A hallmark of Collins’ leadership so far has been his willingness to speak plainly, even when the answers are still forming or unpopular. He’s active on social media and open about where things stand, especially when policy proposals or budget discussions stir panic. 

“There’s a hearing coming up, and everyone wants the exact plan,” he said. “Well, I’m not going to scare my veterans or my employees with half-baked ideas. We’ll communicate clearly when we know, not before.” 

His stance has earned both praise and resistance, especially around questions of staffing cuts. But Collins is adamant: any reductions will be strategic, not random. 

“If you’re touching a veteran, if you’re delivering care — you’re safe,” he said. “But if your role is duplicative or far from the mission, we have to look at that. Decisions need to be made for the veteran, not for the institution.” 

So, what does success look like for Secretary Collins? 

“It’s veterans wanting to go to our centers,” he explained. “It’s shorter wait times. It’s staff actually helping patients, not just pushing paper. It’s accountability.” 

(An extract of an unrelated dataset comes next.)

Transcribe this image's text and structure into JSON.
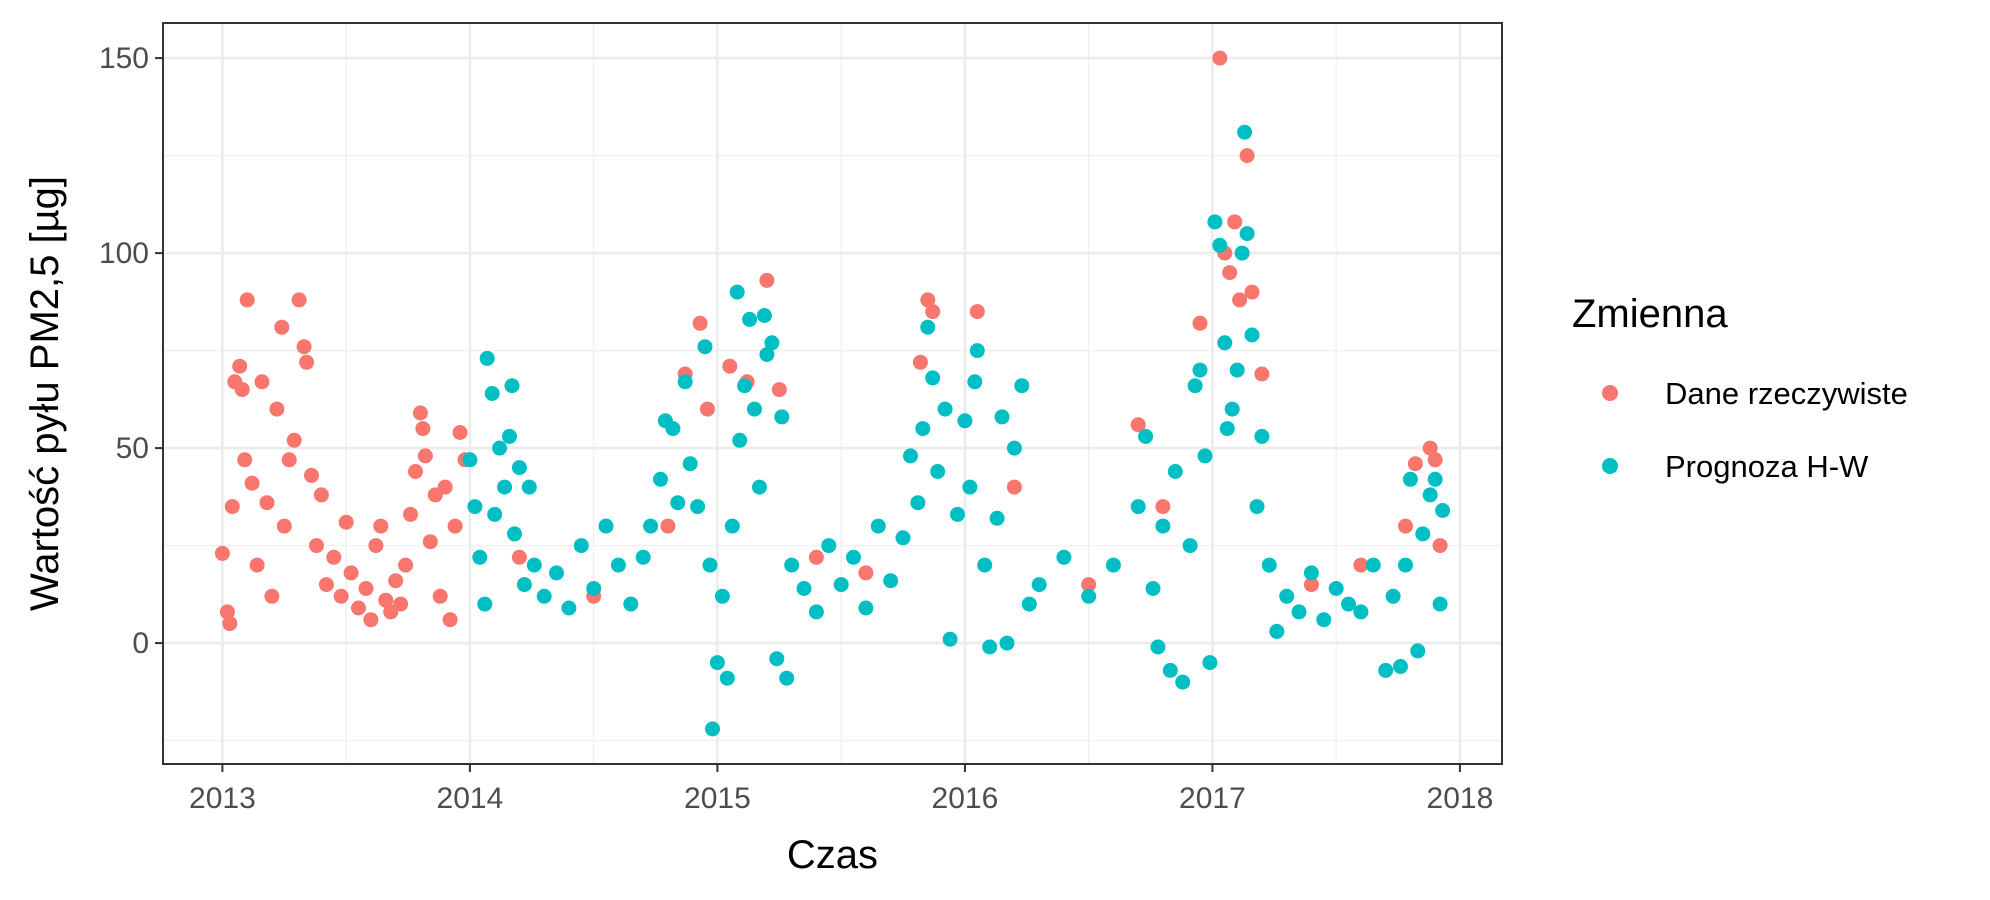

He’s already seeing movement, benefits backlogs are starting to fall and pilot programs using AI to streamline first-time claims have shown promising results. But Collins isn’t just chasing numbers. 

​​“I’d love for people to say: they made the VA veteran-focused again,” he said. “That’s it.” 

In a time of high expectations and tighter scrutiny, Collins’ approach is both deeply personal and unapologetically focused. For him, service has never been about the title. It’s about the mission. 

“I’m not doing this for myself,” Collins said. “I came back to make things better. That’s it.”